Em seu zine “Como sabemos?” Olchar Lindsann, do mOnode-Lash Anti-Press, escreve: “Nenhum arquivista que eu conheça espera que a mídia digitalizada dure mais do que outra geração. Isso oferece às comunidades radicais uma oportunidade única: quando a Internet cair, um evento de importância ainda maior que a destruição da Biblioteca de Alexandria, grande parte da cultura oficial será eliminada da existência. A partir de agora, as histórias serão escritas com base no que foi preservado na impressão.”

Outra vantagem importante é que a leitura da impressão, em oposição à tela, permite uma retenção e capacidade muito maiores de processar o material que está sendo lido. Em seu livro de 2010, The Shallows: O que a Internet está fazendo com nossos cérebros (em tradução livre), Nicholas Carr fornece um argumento convincente de que a Internet incentiva uma forma de leitura que pode ser caracterizada como hiper-skimming. Desestimula a leitura profunda. Isso, por sua vez, dificulta o processamento do material que está sendo lido na memória de longo prazo, o que é necessário para processar as informações.

Se queremos nos comunicar com as pessoas de maneira significativa, é crucial usar formas capazes de fazê-lo. Isso é particularmente verdadeiro se estivermos interessados em envolver as pessoas de uma maneira que as encoraje a pensar em ideias por si mesmas, em vez de imitar slogans ideológicos.
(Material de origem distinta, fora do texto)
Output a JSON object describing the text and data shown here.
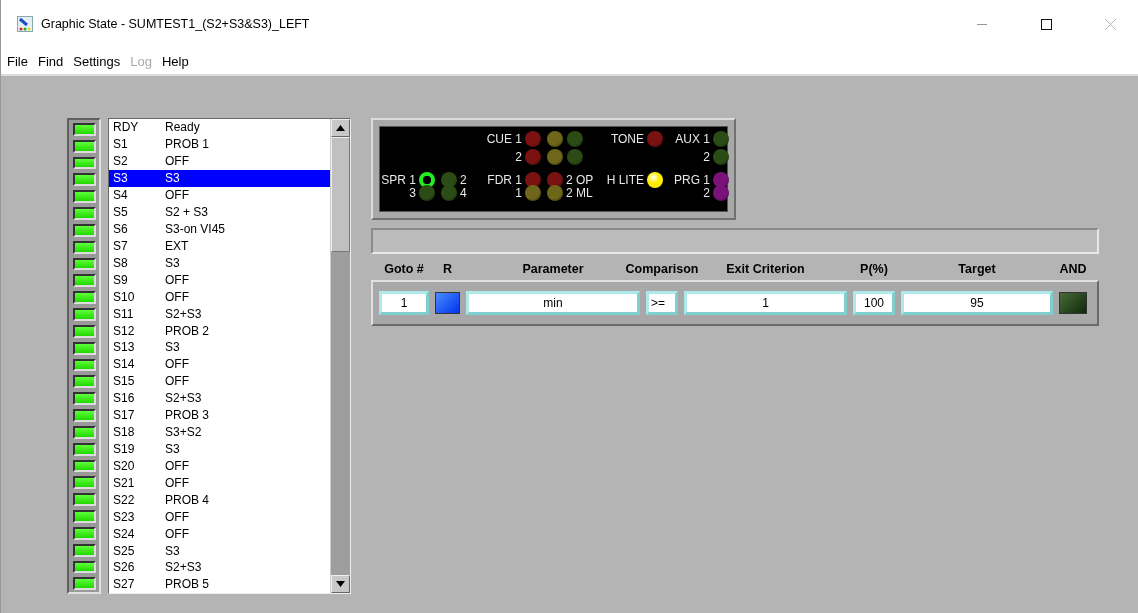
{
  "window": {
    "title": "Graphic State - SUMTEST1_(S2+S3&S3)_LEFT"
  },
  "menu": [
    {
      "label": "File",
      "disabled": false
    },
    {
      "label": "Find",
      "disabled": false
    },
    {
      "label": "Settings",
      "disabled": false
    },
    {
      "label": "Log",
      "disabled": true
    },
    {
      "label": "Help",
      "disabled": false
    }
  ],
  "states": [
    {
      "code": "RDY",
      "name": "Ready",
      "selected": false,
      "led_on": true
    },
    {
      "code": "S1",
      "name": "PROB 1",
      "selected": false,
      "led_on": true
    },
    {
      "code": "S2",
      "name": "OFF",
      "selected": false,
      "led_on": true
    },
    {
      "code": "S3",
      "name": "S3",
      "selected": true,
      "led_on": true
    },
    {
      "code": "S4",
      "name": "OFF",
      "selected": false,
      "led_on": true
    },
    {
      "code": "S5",
      "name": "S2 + S3",
      "selected": false,
      "led_on": true
    },
    {
      "code": "S6",
      "name": "S3-on VI45",
      "selected": false,
      "led_on": true
    },
    {
      "code": "S7",
      "name": "EXT",
      "selected": false,
      "led_on": true
    },
    {
      "code": "S8",
      "name": "S3",
      "selected": false,
      "led_on": true
    },
    {
      "code": "S9",
      "name": "OFF",
      "selected": false,
      "led_on": true
    },
    {
      "code": "S10",
      "name": "OFF",
      "selected": false,
      "led_on": true
    },
    {
      "code": "S11",
      "name": "S2+S3",
      "selected": false,
      "led_on": true
    },
    {
      "code": "S12",
      "name": "PROB 2",
      "selected": false,
      "led_on": true
    },
    {
      "code": "S13",
      "name": "S3",
      "selected": false,
      "led_on": true
    },
    {
      "code": "S14",
      "name": "OFF",
      "selected": false,
      "led_on": true
    },
    {
      "code": "S15",
      "name": "OFF",
      "selected": false,
      "led_on": true
    },
    {
      "code": "S16",
      "name": "S2+S3",
      "selected": false,
      "led_on": true
    },
    {
      "code": "S17",
      "name": "PROB 3",
      "selected": false,
      "led_on": true
    },
    {
      "code": "S18",
      "name": "S3+S2",
      "selected": false,
      "led_on": true
    },
    {
      "code": "S19",
      "name": "S3",
      "selected": false,
      "led_on": true
    },
    {
      "code": "S20",
      "name": "OFF",
      "selected": false,
      "led_on": true
    },
    {
      "code": "S21",
      "name": "OFF",
      "selected": false,
      "led_on": true
    },
    {
      "code": "S22",
      "name": "PROB 4",
      "selected": false,
      "led_on": true
    },
    {
      "code": "S23",
      "name": "OFF",
      "selected": false,
      "led_on": true
    },
    {
      "code": "S24",
      "name": "OFF",
      "selected": false,
      "led_on": true
    },
    {
      "code": "S25",
      "name": "S3",
      "selected": false,
      "led_on": true
    },
    {
      "code": "S26",
      "name": "S2+S3",
      "selected": false,
      "led_on": true
    },
    {
      "code": "S27",
      "name": "PROB 5",
      "selected": false,
      "led_on": true
    }
  ],
  "indicators": [
    [
      {
        "kind": "label",
        "text": "CUE 1"
      },
      {
        "kind": "lamp",
        "color": "#7a1212",
        "on": false
      },
      {
        "kind": "lamp",
        "color": "#6e661a",
        "on": false
      },
      {
        "kind": "lamp",
        "color": "#2c4c16",
        "on": false
      },
      {
        "kind": "label",
        "text": "TONE"
      },
      {
        "kind": "lamp",
        "color": "#7a1212",
        "on": false
      },
      {
        "kind": "label",
        "text": "AUX 1"
      },
      {
        "kind": "lamp",
        "color": "#2c4c16",
        "on": false
      }
    ],
    [
      {
        "kind": "label",
        "text": "2"
      },
      {
        "kind": "lamp",
        "color": "#7a1212",
        "on": false
      },
      {
        "kind": "lamp",
        "color": "#6e661a",
        "on": false
      },
      {
        "kind": "lamp",
        "color": "#2c4c16",
        "on": false
      },
      {
        "kind": "label",
        "text": "2"
      },
      {
        "kind": "lamp",
        "color": "#2c4c16",
        "on": false
      }
    ],
    [
      {
        "kind": "label",
        "text": "SPR 1"
      },
      {
        "kind": "ring",
        "color": "#22ee22",
        "on": true
      },
      {
        "kind": "lamp",
        "color": "#2c4c16",
        "on": false
      },
      {
        "kind": "label",
        "text": "2"
      },
      {
        "kind": "label",
        "text": "FDR 1"
      },
      {
        "kind": "lamp",
        "color": "#7a1212",
        "on": false
      },
      {
        "kind": "lamp",
        "color": "#7a1212",
        "on": false
      },
      {
        "kind": "label",
        "text": "2 OP"
      },
      {
        "kind": "label",
        "text": "H LITE"
      },
      {
        "kind": "lamp",
        "color": "#ffee00",
        "on": true
      },
      {
        "kind": "label",
        "text": "PRG 1"
      },
      {
        "kind": "lamp",
        "color": "#7a127a",
        "on": false
      }
    ],
    [
      {
        "kind": "label",
        "text": "3"
      },
      {
        "kind": "lamp",
        "color": "#2c4c16",
        "on": false
      },
      {
        "kind": "lamp",
        "color": "#2c4c16",
        "on": false
      },
      {
        "kind": "label",
        "text": "4"
      },
      {
        "kind": "label",
        "text": "1"
      },
      {
        "kind": "lamp",
        "color": "#6e661a",
        "on": false
      },
      {
        "kind": "lamp",
        "color": "#6e661a",
        "on": false
      },
      {
        "kind": "label",
        "text": "2 ML"
      },
      {
        "kind": "label",
        "text": "2"
      },
      {
        "kind": "lamp",
        "color": "#7a127a",
        "on": false
      }
    ]
  ],
  "criteria": {
    "columns": [
      "Goto #",
      "R",
      "Parameter",
      "Comparison",
      "Exit Criterion",
      "P(%)",
      "Target",
      "AND"
    ],
    "rows": [
      {
        "goto": "1",
        "r_on": true,
        "parameter": "min",
        "comparison": ">=",
        "exit_criterion": "1",
        "p": "100",
        "target": "95",
        "and_on": false
      }
    ]
  }
}
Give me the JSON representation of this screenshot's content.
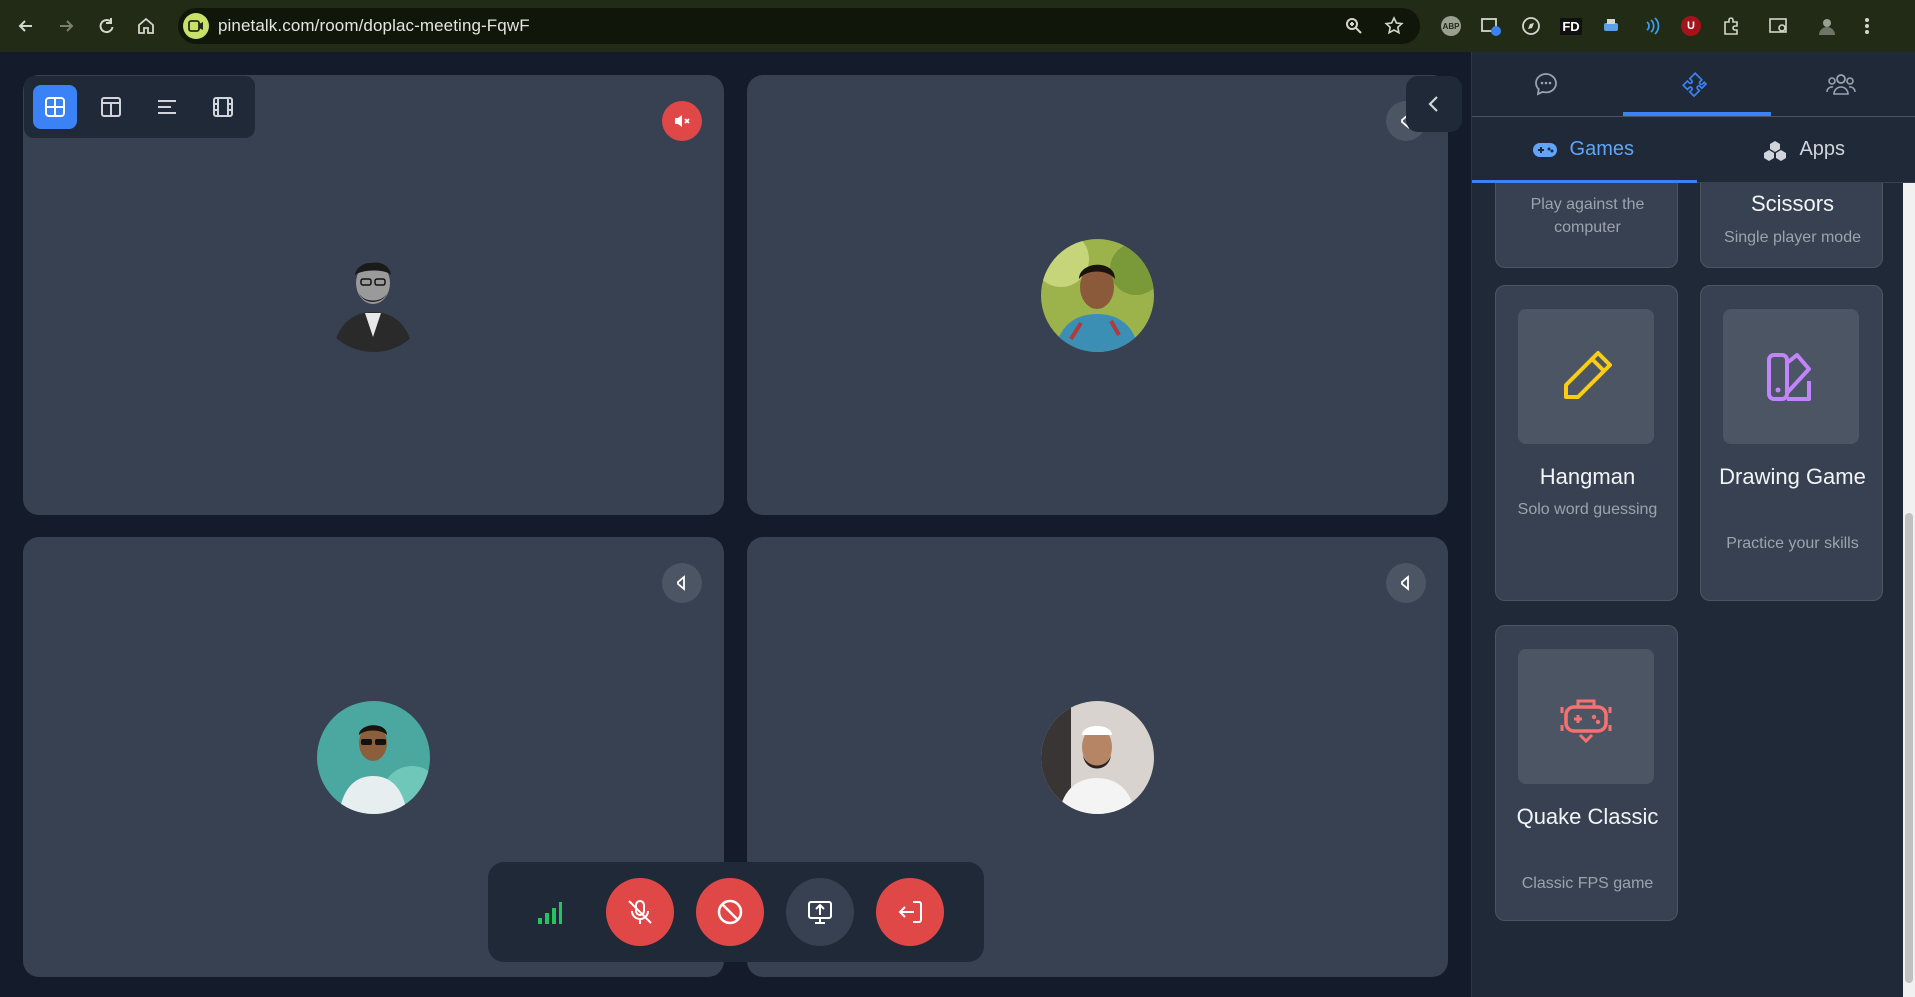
{
  "browser": {
    "url": "pinetalk.com/room/doplac-meeting-FqwF",
    "extensions": [
      "adblock-icon",
      "tab-manager-icon",
      "compass-icon",
      "FD",
      "printer-icon",
      "signal-icon",
      "ublock-icon",
      "puzzle-icon"
    ],
    "ext_fd_label": "FD",
    "ext_abp_label": "ABP",
    "ext_u_label": "U"
  },
  "layout_bar": {
    "buttons": [
      "grid-layout-icon",
      "split-layout-icon",
      "list-layout-icon",
      "filmstrip-layout-icon"
    ],
    "active": "grid-layout-icon"
  },
  "participants": [
    {
      "avatar": "participant-1",
      "audio": "muted"
    },
    {
      "avatar": "participant-2",
      "audio": "on"
    },
    {
      "avatar": "participant-3",
      "audio": "on"
    },
    {
      "avatar": "participant-4",
      "audio": "on"
    }
  ],
  "controls": [
    "signal-strength-icon",
    "mic-off-icon",
    "camera-off-icon",
    "screen-share-icon",
    "leave-icon"
  ],
  "sidebar": {
    "tabs": [
      "chat-icon",
      "puzzle-icon",
      "participants-icon"
    ],
    "active_tab": "puzzle-icon",
    "categories": [
      {
        "label": "Games",
        "icon": "gamepad-icon",
        "active": true
      },
      {
        "label": "Apps",
        "icon": "cubes-icon",
        "active": false
      }
    ],
    "games": [
      {
        "title": "",
        "desc": "Play against the computer"
      },
      {
        "title": "Scissors",
        "desc": "Single player mode"
      },
      {
        "title": "Hangman",
        "desc": "Solo word guessing",
        "icon": "pencil-icon"
      },
      {
        "title": "Drawing Game",
        "desc": "Practice your skills",
        "icon": "swatch-icon"
      },
      {
        "title": "Quake Classic",
        "desc": "Classic FPS game",
        "icon": "game-controller-icon"
      }
    ]
  },
  "colors": {
    "accent": "#3b82f6",
    "danger": "#e04848",
    "tile": "#374151",
    "signal": "#22c55e"
  }
}
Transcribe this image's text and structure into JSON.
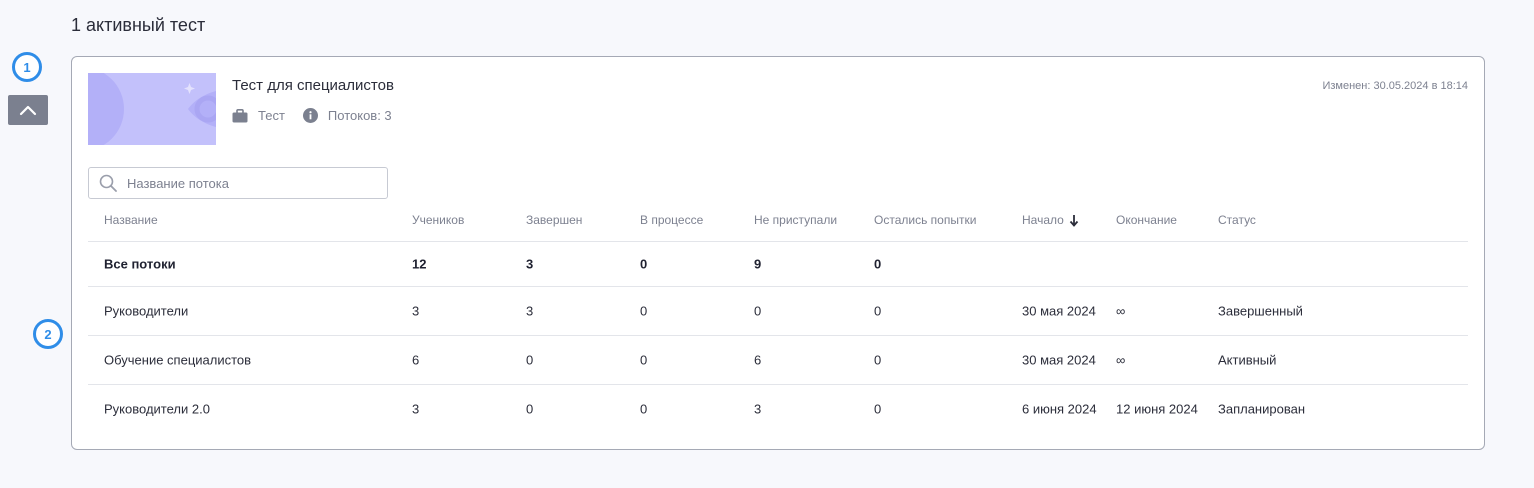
{
  "page": {
    "heading": "1 активный тест"
  },
  "markers": [
    "1",
    "2"
  ],
  "card": {
    "title": "Тест для специалистов",
    "type_label": "Тест",
    "streams_label": "Потоков: 3",
    "modified": "Изменен: 30.05.2024 в 18:14"
  },
  "search": {
    "placeholder": "Название потока",
    "value": ""
  },
  "table": {
    "columns": [
      "Название",
      "Учеников",
      "Завершен",
      "В процессе",
      "Не приступали",
      "Остались попытки",
      "Начало",
      "Окончание",
      "Статус"
    ],
    "sorted_column": "Начало",
    "summary": [
      "Все потоки",
      "12",
      "3",
      "0",
      "9",
      "0",
      "",
      "",
      ""
    ],
    "rows": [
      [
        "Руководители",
        "3",
        "3",
        "0",
        "0",
        "0",
        "30 мая 2024",
        "∞",
        "Завершенный"
      ],
      [
        "Обучение специалистов",
        "6",
        "0",
        "0",
        "6",
        "0",
        "30 мая 2024",
        "∞",
        "Активный"
      ],
      [
        "Руководители 2.0",
        "3",
        "0",
        "0",
        "3",
        "0",
        "6 июня 2024",
        "12 июня 2024",
        "Запланирован"
      ]
    ]
  }
}
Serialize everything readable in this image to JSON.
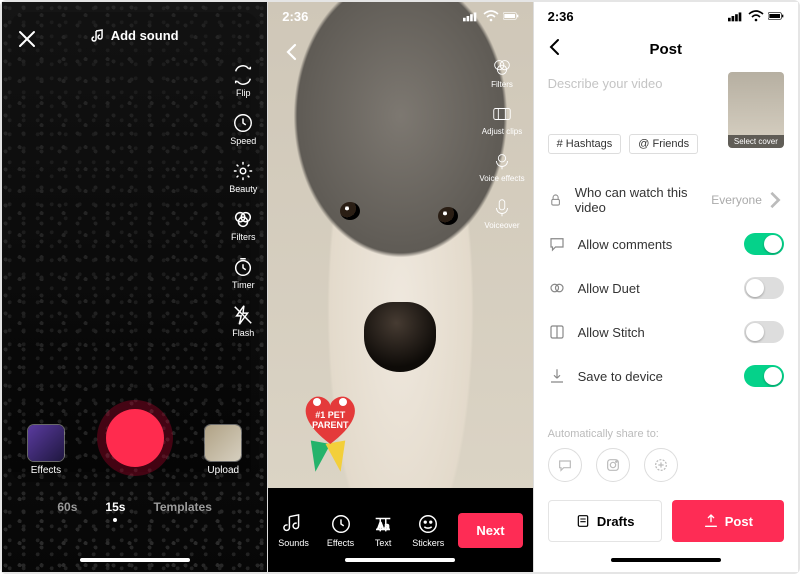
{
  "status": {
    "time": "2:36"
  },
  "camera": {
    "add_sound": "Add sound",
    "tools": {
      "flip": "Flip",
      "speed": "Speed",
      "beauty": "Beauty",
      "filters": "Filters",
      "timer": "Timer",
      "flash": "Flash"
    },
    "effects": "Effects",
    "upload": "Upload",
    "tabs": {
      "t60": "60s",
      "t15": "15s",
      "templates": "Templates"
    }
  },
  "preview": {
    "tools": {
      "filters": "Filters",
      "adjust": "Adjust clips",
      "voice": "Voice effects",
      "vo": "Voiceover"
    },
    "sticker_text": "#1 PET PARENT",
    "bottom": {
      "sounds": "Sounds",
      "effects": "Effects",
      "text": "Text",
      "stickers": "Stickers"
    },
    "next": "Next"
  },
  "post": {
    "title": "Post",
    "placeholder": "Describe your video",
    "cover": "Select cover",
    "chips": {
      "hashtags": "# Hashtags",
      "friends": "@ Friends"
    },
    "rows": {
      "privacy": {
        "label": "Who can watch this video",
        "value": "Everyone"
      },
      "comments": "Allow comments",
      "duet": "Allow Duet",
      "stitch": "Allow Stitch",
      "save": "Save to device"
    },
    "share_label": "Automatically share to:",
    "drafts": "Drafts",
    "post_btn": "Post"
  }
}
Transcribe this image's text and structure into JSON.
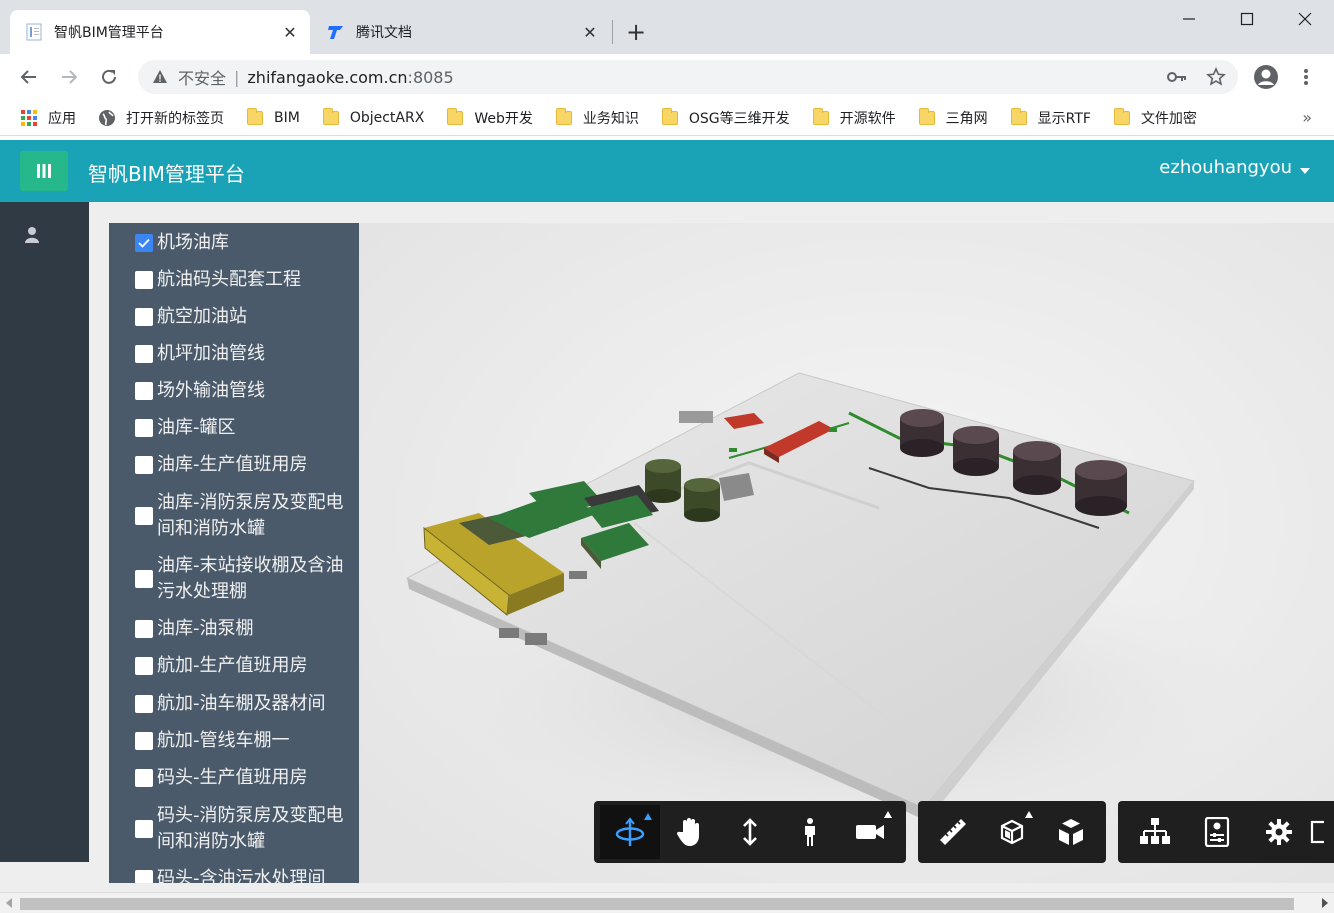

Os radicais costumam falar em alcançar o que os esquerdistas autoritários chamam de massas. Que maneira terrível de pensar em comunicação, transformando-a em uma medida quantitativa voltada para quem eles percebem como uma gota homogênea.

Em vez de visar às massas, um objetivo melhor é alcançar pessoas dentro de um estreito limite ideológico. A Internet incentiva a comunicação baseada em bolhas de filtro, uma espécie de câmara de eco. Os zines, por outro lado, não têm dificuldade em se conectar com os outros. É tão simples quanto deixar um zine em algum lugar. Pode ser um lugar onde nossos espíritos afins se reúnem, como uma loja de discos. Eu deixei milhares de zines em lugares aleatórios ou estratégicos ao longo dos anos.

Os zines continuam a existir e são ainda mais dedicados à criação, com menos ilusões de sucesso comercial. Eles têm a capacidade de ressoar ao longo do tempo, sendo importantes anos ou mesmo décadas a partir da data em que foram publicados. Duvido que um tweet compartilhe esse poder.

>> Jason Rodgers publica uma infinidade de zines e folhetos. O Asymmetrical Anti-Media é um zine de reviews que aparece regularmente. Outros comunicados recentes incluem “Afinidade e conspiração passional” e “Linhas de comando, linhas de controle”. Eles estão disponíveis por correio: PO Box 10894, Albany, NY 12201, EUA.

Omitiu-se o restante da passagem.